The first step is visual inspection. But let's face it: The average age of the OR nurse is 49, and you have a hard time reading the newspaper with your glasses on, let alone detecting tiny breaks in insulation. Visual inspection is better than nothing, but let me suggest you go a bit further.
Perform electrical testing before and after each procedure with a scanner. However, these insulation-integrity testers can't detect non-full-thickness breaks and can't test or detect capacitively coupled leakage current. They're a supplement to - not a replacement for - visual inspections.
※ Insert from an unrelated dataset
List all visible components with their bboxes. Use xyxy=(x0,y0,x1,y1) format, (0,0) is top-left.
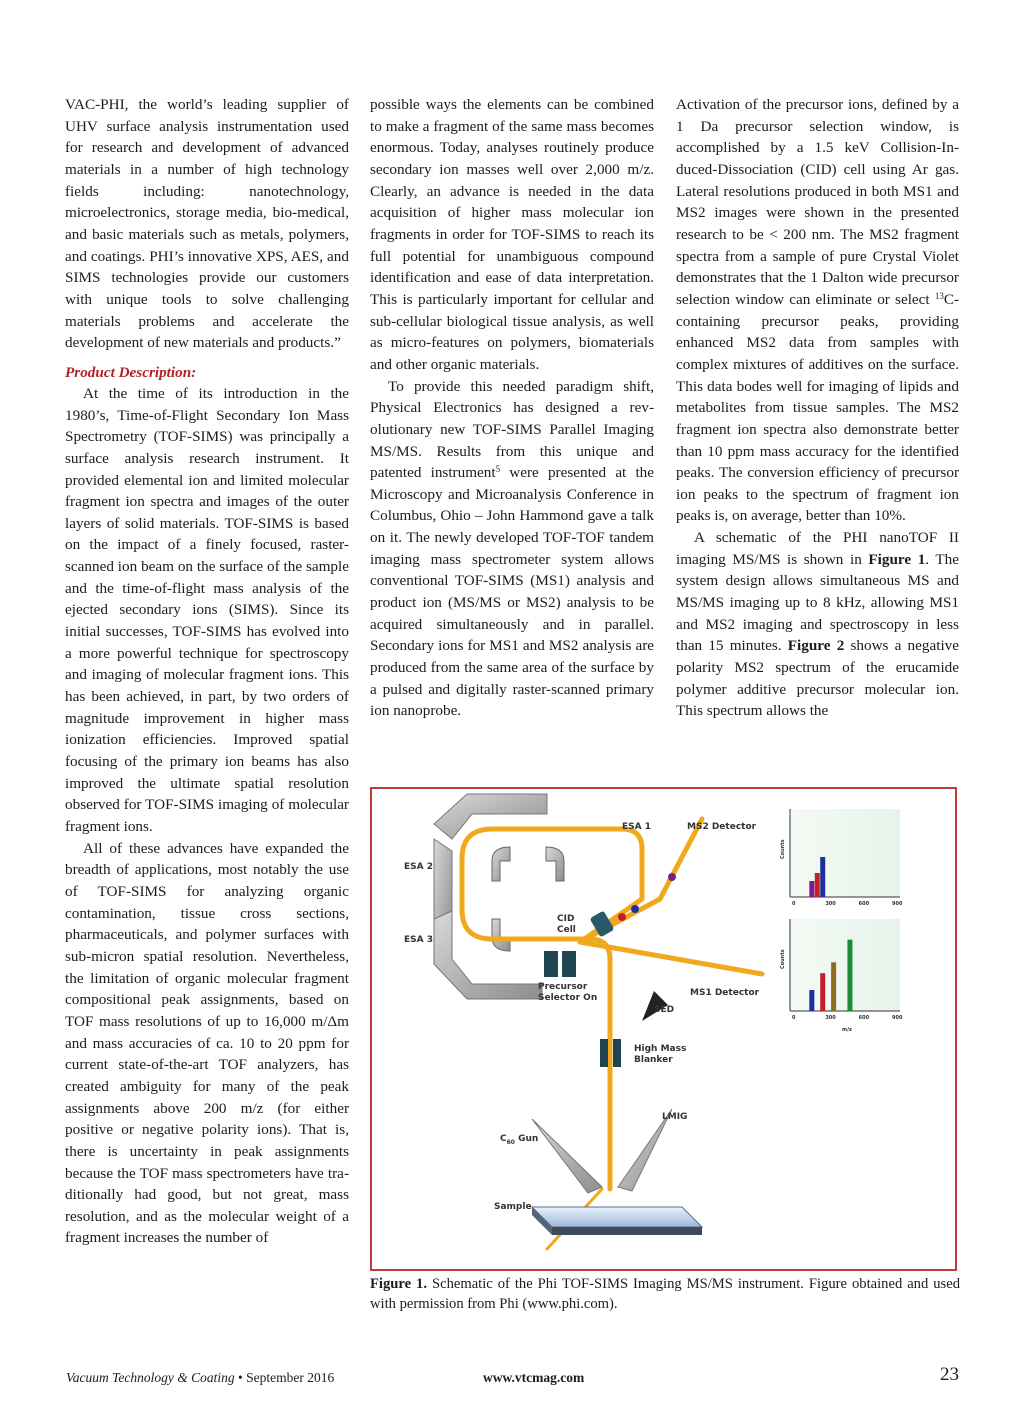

At my facility, we have converted to active electrode shielding/monitoring in all 28 of our ORs. We deemed active electrode shielding safest because it addresses capacitive leakage, insulation failures and trocar insertion-site injury. It's not perfect; it won't address inadvertent active electrode contact, the active electrode on the patient, return-electrode-related problems or external cable failures. But the technology is compatible with a majority of the ESUs that have RECQM.
Patients with pacemakers
A patient with a pacemaker, neurotransmitter or automatic internal cardiac defibrillator poses yet another danger. The first thing you should do is check with the pacemaker manufacturer for its recommendations. Intraoperatively, use active electrode shielding and preferably bipolar energy. Most important, place the grounding or capacitive pad so it doesn't transect the heart in close proximity to the active tip. Have a defibrillator available. Use the lowest possible voltage settings.
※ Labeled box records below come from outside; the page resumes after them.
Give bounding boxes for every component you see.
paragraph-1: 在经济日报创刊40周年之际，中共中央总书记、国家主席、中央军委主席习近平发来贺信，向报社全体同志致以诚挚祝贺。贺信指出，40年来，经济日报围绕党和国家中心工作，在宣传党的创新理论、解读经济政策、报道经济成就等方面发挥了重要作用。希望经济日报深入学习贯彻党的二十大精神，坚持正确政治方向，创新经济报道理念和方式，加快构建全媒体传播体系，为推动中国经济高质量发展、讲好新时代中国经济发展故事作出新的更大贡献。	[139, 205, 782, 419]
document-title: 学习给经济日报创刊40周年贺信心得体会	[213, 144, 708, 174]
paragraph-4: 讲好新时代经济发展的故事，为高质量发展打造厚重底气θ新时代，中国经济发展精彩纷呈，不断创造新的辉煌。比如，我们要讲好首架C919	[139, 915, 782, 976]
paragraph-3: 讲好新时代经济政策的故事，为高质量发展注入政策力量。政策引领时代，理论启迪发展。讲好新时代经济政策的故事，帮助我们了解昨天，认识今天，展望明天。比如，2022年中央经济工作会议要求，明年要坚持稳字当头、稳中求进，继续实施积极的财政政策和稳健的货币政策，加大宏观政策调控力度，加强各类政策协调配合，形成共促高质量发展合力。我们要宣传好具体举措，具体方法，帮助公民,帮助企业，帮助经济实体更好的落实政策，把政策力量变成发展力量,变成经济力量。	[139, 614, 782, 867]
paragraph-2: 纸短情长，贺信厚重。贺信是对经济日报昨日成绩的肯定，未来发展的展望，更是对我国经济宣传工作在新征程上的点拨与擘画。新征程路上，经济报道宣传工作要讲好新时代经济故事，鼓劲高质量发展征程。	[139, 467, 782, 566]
Keep a pacemaker magnet in the OR; it can be used to assess the pacemaker (which you should do continually during the surgery), check battery life and treat pacemaker-induced tachycardia. Have the resource number for the pacemaker manufacturer on hand.
Clearing the smoke
There's no such thing as safe surgical smoke. It's vaporized human body parts with the potential to transmit viral and bacterial matter, and it can remain in the air up to 10 minutes andtravel in the air currents throughout the OR. Train staff to use and check your smoke evacuator and to replace the filters. It should go without saying that smoke evacuator will be in use when the ESU is.